To launch the new Charleston air service, JetBlue Airways will offer a special $44 fare for flights on Tuesday and Wednesday between Washington and Charleston from June 24 to July 30. The one-way tickets can be bought today (March 6) only.
South Carolina's busiest airport is going to get busier this summer.
JetBlue Airways is adding two daily flights from Charleston International to Reagan National Airport in Washington, D.C., starting June 19, the airline announced Thursday.
"Just last week we celebrated our first year of serving the Charleston market, and it has been a terrific success for JetBlue," said Scott Laurence, the airline's vice president of network planning. "Thanks to the strong support of the local community, we're pleased to be growing in Charleston and look forward to bringing down fares to the nation's capital, just as we've done to other cities we serve from Charleston."
Charleston area officials hailed JetBlue's announcement as a huge boost to the tourism and business travel market.
"Those slots are like gold," said Gary Edwards, an aviation consultant for Charleston County Aviation Authority and the Charleston Area Convention and Visitors Bureau. "For them to commit those seats to that market is a big load of confidence for what they feel the opportunity is for Charleston. It's a very good day for us."
The flight schedule is arranged where a business traveler can leave Charleston in the morning and be home for dinner, he said. The earliest flight leaves Charleston at 7:25 a.m. The latest flight from Washington arrives in Charleston shortly after 8 p.m.
JetBlue is picking up the Washington routes because of the merger of American Airlines and US Airways. The merger required what will become the new American Airlines, the world's largest air carrier, to give up 52 landing slots at Reagan National to offer more market competition. JetBlue gained 12 of those slots in January and plans to add a dozen round-trip flights from Washington to cities it currently does not serve or add more flights on existing routes.
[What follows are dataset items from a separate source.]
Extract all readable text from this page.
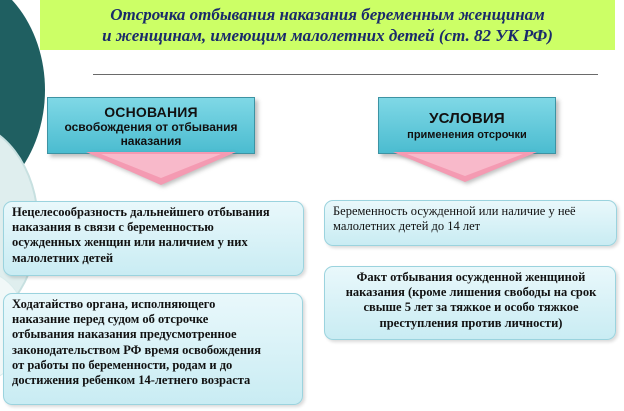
Отсрочка отбывания наказания беременным женщинам
и женщинам, имеющим малолетних детей (ст. 82 УК РФ)
ОСНОВАНИЯ
освобождения от отбывания
наказания
УСЛОВИЯ
применения отсрочки
Нецелесообразность дальнейшего отбывания
наказания в связи с беременностью
осужденных женщин или наличием у них
малолетних детей
Ходатайство органа, исполняющего
наказание перед судом об отсрочке
отбывания наказания предусмотренное
законодательством РФ время освобождения
от работы по беременности, родам и до
достижения ребенком 14-летнего возраста
Беременность осужденной или наличие у неё
малолетних детей до 14 лет
Факт отбывания осужденной женщиной
наказания (кроме лишения свободы на срок
свыше 5 лет за тяжкое и особо тяжкое
преступления против личности)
In addition to Charleston, the airline said it will add Hartford, Conn., and Nassau, Bahamas, to the list of cities it will serve from Reagan National. It will also expand its existing service between Washington and Tampa, Fla. Other new routes from the nation's capital will be announced later this year.
US Airways now offers five flights from Charleston to Reagan National, commonly called Washington National. It's unknown yet if Charleston will lose any of those flights.
For now, it's adding flights with JetBlue's decision.
"The bottom line is we are picking up 200 seats a day times 365 days a year, and that's a big deal," Edwards said. "It gets JetBlue travelers to three of our top markets."
JetBlue started serving Charleston in February 2013 with two daily flights to JFK in New York and a third to Boston. It later added a second flight on Saturdays to Boston.
"The hospitality industry is delighted that JetBlue has added a third city with direct, nonstop flights to Charleston," said Frank Fredericks, chairman of the Charleston Area Convention and Visitors Bureau. "Just as more people are discovering the charms of Charleston, JetBlue is helping make travel to our destination easier and more affordable than ever before.
"We are delighted to be in partnership with this progressive airline."
Starting Friday, the low-cost carrier will increase the size of its jets leaving Charleston for JFK from 100-seat Embraers to 150-seat Airbus models because of increased demand. The new flights to Washington will seat 100 each.
"I think it's really great for the passengers and people in this area to have additional seats," said Paul Campbell, director of airports for Charleston County Aviation Authority, which oversees the county's three airports.
"It's also a great opportunity for us to bring more visitors from that part of the world. JetBlue is providing great service to Charleston, and we look for them to expand service to other areas as options become available. The whole destination travel market here is going to continue to grow and continue to attract people."
Charleston's air travel continues to surge in part because of the spin-off from Boeing Co.'s growing airplane assembly operation at the airport and because of Charleston's national accolades in the tourism industry.
Nearly 2.9 million travelers passed through Charleston International in 2013, a record number that's expected to continue to grow. Airport officials project the number of passengers to climb to 3.5 million by 2022.
The extra seats being added could also affect fares positively.
Based on the latest available figures from the third quarter of 2013 from the U.S. Department of Transportation, the average airfare in Charleston was $398. That's $3 higher than in the second quarter, but 8.1 percent lower over the July-September period in 2012.
The national average for the third quarter of 2013 was $390, up 5.1 percent over the same period a year earlier. Charleston's rate ranks 50th highest among the nation's top 100 airports. For comparison, Charleston's airfares have dropped 34 percent since 2000, when the average rate was $602 for the third quarter.
Huntsville, Ala., reported the highest average fare of $559 for the third quarter while Atlantic City, N.J., posted the lowest average rate of $157.